Ludwig Von is the brains of the Koopaling gang, so two wrestlers immediately came to mind: "The Genius" Lanny Poffo, and Harvard graduate Chris Nowinski. The Genius won out for several reasons: 1) Nowinski's entire character depth consisted of "I went to Harvard, therefore, I'm smarter than you." 2) The Genius was more entertaining. 3) The Genius is Randy Savage's brother. And 4) The Genius didn't just tell you how smart he was, he would show you. He would read poems before matches, showing off his arrogance, and I believe Ludwig would be the type to not only boast about his superiority, but prove it as well.
Iggy is a dork. Vergil is also a dork. Next.
That comparison photo pretty much says it all, doesn't it? Roy, much like Jesse Ventura, is the perfect blend of style and machismo. Like his brother Morton, Roy is a powerhouse, but he's about more than just showing off his muscles. When Roy brings the hammer down, he does it with pizzazz. I could easily see Roy Koopa fighting alongside Schwarzenegger in a future Predator film.

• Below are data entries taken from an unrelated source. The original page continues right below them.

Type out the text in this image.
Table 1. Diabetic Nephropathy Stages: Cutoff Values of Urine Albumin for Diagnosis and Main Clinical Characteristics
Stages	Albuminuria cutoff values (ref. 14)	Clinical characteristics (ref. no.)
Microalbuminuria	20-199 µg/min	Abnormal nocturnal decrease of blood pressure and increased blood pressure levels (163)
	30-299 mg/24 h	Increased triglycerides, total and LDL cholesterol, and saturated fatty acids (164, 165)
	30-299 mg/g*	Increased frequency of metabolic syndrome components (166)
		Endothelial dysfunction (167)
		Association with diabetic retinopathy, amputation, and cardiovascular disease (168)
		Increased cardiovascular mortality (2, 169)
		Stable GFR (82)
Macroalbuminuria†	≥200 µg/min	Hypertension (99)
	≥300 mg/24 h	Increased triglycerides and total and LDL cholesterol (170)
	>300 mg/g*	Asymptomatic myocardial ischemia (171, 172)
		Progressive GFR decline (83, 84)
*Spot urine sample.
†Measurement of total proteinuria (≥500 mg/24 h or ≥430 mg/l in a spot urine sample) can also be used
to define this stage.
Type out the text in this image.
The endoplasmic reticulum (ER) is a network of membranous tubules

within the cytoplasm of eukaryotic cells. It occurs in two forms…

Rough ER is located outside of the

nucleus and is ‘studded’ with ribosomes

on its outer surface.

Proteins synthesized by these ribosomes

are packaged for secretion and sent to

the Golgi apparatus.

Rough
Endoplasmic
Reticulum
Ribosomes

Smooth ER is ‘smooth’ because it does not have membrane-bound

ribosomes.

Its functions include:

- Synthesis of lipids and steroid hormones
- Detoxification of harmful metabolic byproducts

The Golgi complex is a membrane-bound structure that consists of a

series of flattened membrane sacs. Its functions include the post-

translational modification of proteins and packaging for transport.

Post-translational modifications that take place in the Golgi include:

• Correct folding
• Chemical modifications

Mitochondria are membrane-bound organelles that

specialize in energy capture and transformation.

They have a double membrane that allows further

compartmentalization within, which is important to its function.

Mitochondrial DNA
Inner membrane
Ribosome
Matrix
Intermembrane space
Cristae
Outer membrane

For lack of a better phrase, I'm going to have to go a little "insider baseball" on you here. While Erik Watts had a respectable career, it would not have happened if it weren't for his father. "Cowboy" Bill Watts is an old-timer, and at one point in time was the booker for WCW, and he pushed his son, Erik, to the top, even though he had no right to be there, and fans didn't care about him whatsoever. That's what I think of when I think of Bowser Jr. No one likes him, and the only reason he's had his 15 minutes is because his daddy is calling the shots.
Hey...thanks for reading. You're awesome.